One of the brightest comets in 2024?

And, last but not least, we may have a bright comet in October 2024. Indeed, we are long overdue for a beautiful comet with a wispy comet tail stretching across our evening sky. In October 2024, especially around October 14 through 24, C/2023 A3 (Tsuchinshan-ATLAS) could be bright in the early evening sky. With ten months to go, all looks good for a great showing.

The comet will make its closest approach to the sun perihelion on September 28, 2024. At that point, some estimates are suggesting it might be around magnitude 0.7. That brightness rivals some of the brightest stars in the sky (though, for comets, the brightness is diffuse, not in a single point). Stay tuned!

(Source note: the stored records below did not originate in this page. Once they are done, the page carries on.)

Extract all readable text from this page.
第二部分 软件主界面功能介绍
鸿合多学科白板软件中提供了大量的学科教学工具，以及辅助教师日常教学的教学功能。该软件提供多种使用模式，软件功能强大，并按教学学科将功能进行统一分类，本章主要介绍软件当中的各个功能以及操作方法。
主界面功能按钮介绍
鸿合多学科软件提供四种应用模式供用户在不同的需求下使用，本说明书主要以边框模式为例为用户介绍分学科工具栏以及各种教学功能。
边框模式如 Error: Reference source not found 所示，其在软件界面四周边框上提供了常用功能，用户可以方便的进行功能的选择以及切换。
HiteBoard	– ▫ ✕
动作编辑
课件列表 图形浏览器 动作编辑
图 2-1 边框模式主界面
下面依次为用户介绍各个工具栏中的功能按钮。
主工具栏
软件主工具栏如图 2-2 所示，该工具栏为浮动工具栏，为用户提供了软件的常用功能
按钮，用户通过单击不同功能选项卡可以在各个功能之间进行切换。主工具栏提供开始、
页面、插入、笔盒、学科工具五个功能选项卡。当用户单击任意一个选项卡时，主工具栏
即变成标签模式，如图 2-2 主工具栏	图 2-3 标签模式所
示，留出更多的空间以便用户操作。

Star chart showing a comet with tail pointing away from the horizon for 2 dates, 1 closer to the horizon and 1 higher up.
If we are fortunate, a comet will grace our sky from October 14 to 24, 2024. Look to the west shortly after sunset for Comet Tsuchinshan–ATLAS. Chart by John Jardine Goss/ EarthSky.

Note from Guy Ottewell

The reason “hairy stars” have been absent from the last few Guy Ottewell’s Astronomical Calendars is because it was difficult to find information far enough in advance about comets likely to be observable.

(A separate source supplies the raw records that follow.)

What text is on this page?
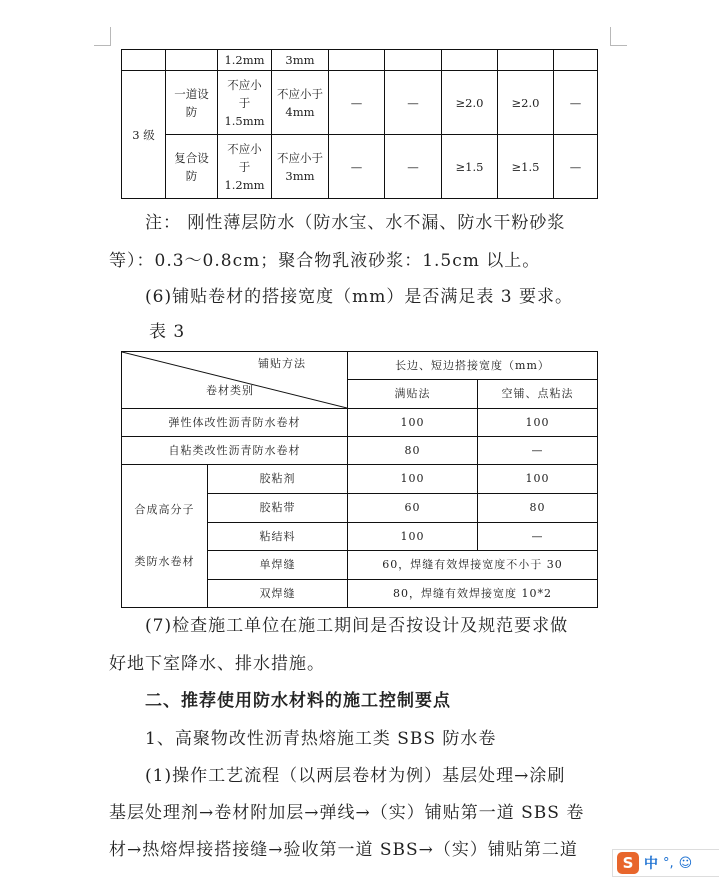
		1.2mm	3mm					
3 级	一道设防	不应小于1.5mm	不应小于4mm	—	—	≥2.0	≥2.0	—
	复合设防	不应小于1.2mm	不应小于3mm	—	—	≥1.5	≥1.5	—
注： 刚性薄层防水（防水宝、水不漏、防水干粉砂浆
等）：0.3～0.8cm；聚合物乳液砂浆：1.5cm 以上。
(6)铺贴卷材的搭接宽度（mm）是否满足表 3 要求。
表 3
铺贴方法
卷材类别		长边、短边搭接宽度（mm）	
		满贴法	空铺、点粘法
弹性体改性沥青防水卷材		100	100
自粘类改性沥青防水卷材		80	—

合成高分子
类防水卷材	胶粘剂	100	100
	胶粘带	60	80
	粘结料	100	—
	单焊缝	60，焊缝有效焊接宽度不小于 30	
	双焊缝	80，焊缝有效焊接宽度 10*2	
(7)检查施工单位在施工期间是否按设计及规范要求做
好地下室降水、排水措施。
二、推荐使用防水材料的施工控制要点
1、高聚物改性沥青热熔施工类 SBS 防水卷
(1)操作工艺流程（以两层卷材为例）基层处理→涂刷
基层处理剂→卷材附加层→弹线→（实）铺贴第一道 SBS 卷
材→热熔焊接搭接缝→验收第一道 SBS→（实）铺贴第二道
S 中 °, ☺
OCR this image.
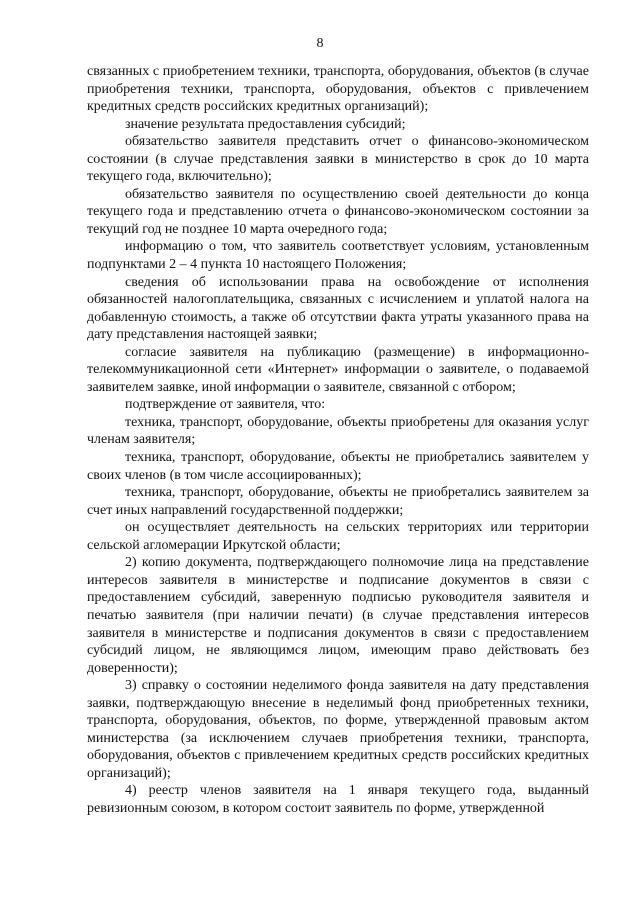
8

связанных с приобретением техники, транспорта, оборудования, объектов (в случае приобретения техники, транспорта, оборудования, объектов с привлечением кредитных средств российских кредитных организаций);

значение результата предоставления субсидий;

обязательство заявителя представить отчет о финансово-экономическом состоянии (в случае представления заявки в министерство в срок до 10 марта текущего года, включительно);

обязательство заявителя по осуществлению своей деятельности до конца текущего года и представлению отчета о финансово-экономическом состоянии за текущий год не позднее 10 марта очередного года;

информацию о том, что заявитель соответствует условиям, установленным подпунктами 2 – 4 пункта 10 настоящего Положения;

сведения об использовании права на освобождение от исполнения обязанностей налогоплательщика, связанных с исчислением и уплатой налога на добавленную стоимость, а также об отсутствии факта утраты указанного права на дату представления настоящей заявки;

согласие заявителя на публикацию (размещение) в информационно-телекоммуникационной сети «Интернет» информации о заявителе, о подаваемой заявителем заявке, иной информации о заявителе, связанной с отбором;

подтверждение от заявителя, что:

техника, транспорт, оборудование, объекты приобретены для оказания услуг членам заявителя;

техника, транспорт, оборудование, объекты не приобретались заявителем у своих членов (в том числе ассоциированных);

техника, транспорт, оборудование, объекты не приобретались заявителем за счет иных направлений государственной поддержки;

он осуществляет деятельность на сельских территориях или территории сельской агломерации Иркутской области;

2) копию документа, подтверждающего полномочие лица на представление интересов заявителя в министерстве и подписание документов в связи с предоставлением субсидий, заверенную подписью руководителя заявителя и печатью заявителя (при наличии печати) (в случае представления интересов заявителя в министерстве и подписания документов в связи с предоставлением субсидий лицом, не являющимся лицом, имеющим право действовать без доверенности);

3) справку о состоянии неделимого фонда заявителя на дату представления заявки, подтверждающую внесение в неделимый фонд приобретенных техники, транспорта, оборудования, объектов, по форме, утвержденной правовым актом министерства (за исключением случаев приобретения техники, транспорта, оборудования, объектов с привлечением кредитных средств российских кредитных организаций);

4) реестр членов заявителя на 1 января текущего года, выданный ревизионным союзом, в котором состоит заявитель по форме, утвержденной
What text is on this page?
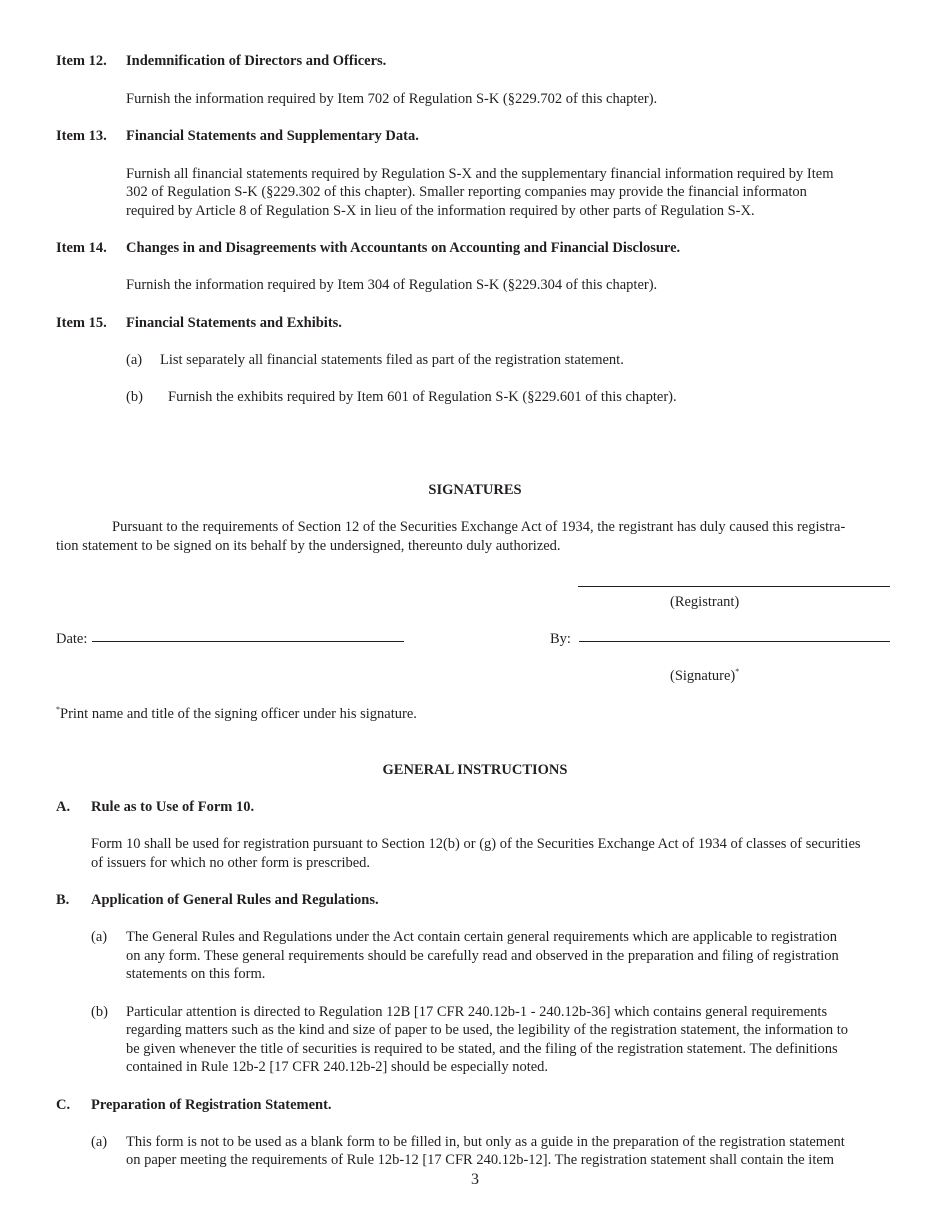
Item 12. Indemnification of Directors and Officers.
Furnish the information required by Item 702 of Regulation S-K (§229.702 of this chapter).
Item 13. Financial Statements and Supplementary Data.
Furnish all financial statements required by Regulation S-X and the supplementary financial information required by Item
302 of Regulation S-K (§229.302 of this chapter). Smaller reporting companies may provide the financial informaton
required by Article 8 of Regulation S-X in lieu of the information required by other parts of Regulation S-X.
Item 14. Changes in and Disagreements with Accountants on Accounting and Financial Disclosure.
Furnish the information required by Item 304 of Regulation S-K (§229.304 of this chapter).
Item 15. Financial Statements and Exhibits.
(a) List separately all financial statements filed as part of the registration statement.
(b) Furnish the exhibits required by Item 601 of Regulation S-K (§229.601 of this chapter).
SIGNATURES
Pursuant to the requirements of Section 12 of the Securities Exchange Act of 1934, the registrant has duly caused this registra-
tion statement to be signed on its behalf by the undersigned, thereunto duly authorized.
(Registrant)
Date:	By:
(Signature)*
*Print name and title of the signing officer under his signature.
GENERAL INSTRUCTIONS
A. Rule as to Use of Form 10.
Form 10 shall be used for registration pursuant to Section 12(b) or (g) of the Securities Exchange Act of 1934 of classes of securities
of issuers for which no other form is prescribed.
B. Application of General Rules and Regulations.
(a) The General Rules and Regulations under the Act contain certain general requirements which are applicable to registration
on any form. These general requirements should be carefully read and observed in the preparation and filing of registration
statements on this form.
(b) Particular attention is directed to Regulation 12B [17 CFR 240.12b-1 - 240.12b-36] which contains general requirements
regarding matters such as the kind and size of paper to be used, the legibility of the registration statement, the information to
be given whenever the title of securities is required to be stated, and the filing of the registration statement. The definitions
contained in Rule 12b-2 [17 CFR 240.12b-2] should be especially noted.
C. Preparation of Registration Statement.
(a) This form is not to be used as a blank form to be filled in, but only as a guide in the preparation of the registration statement
on paper meeting the requirements of Rule 12b-12 [17 CFR 240.12b-12]. The registration statement shall contain the item
3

I used a list of orbital elements for comets provided by the Minor Planet Center and ran calculations for the whole year to find which of them should become observable. The only criterion I’ve used is brightness (astronomically expressed as magnitude).

However, other factors can affect observability: elongation (angular distance from the sun) and declination (how far north or south in the map of the sky).

Bottom line: Here are predictions from Guy Ottewell for the observable comets in 2024. C/2023 A3 Tsuchinshan-ATLAS may be a bright comet in October 2024.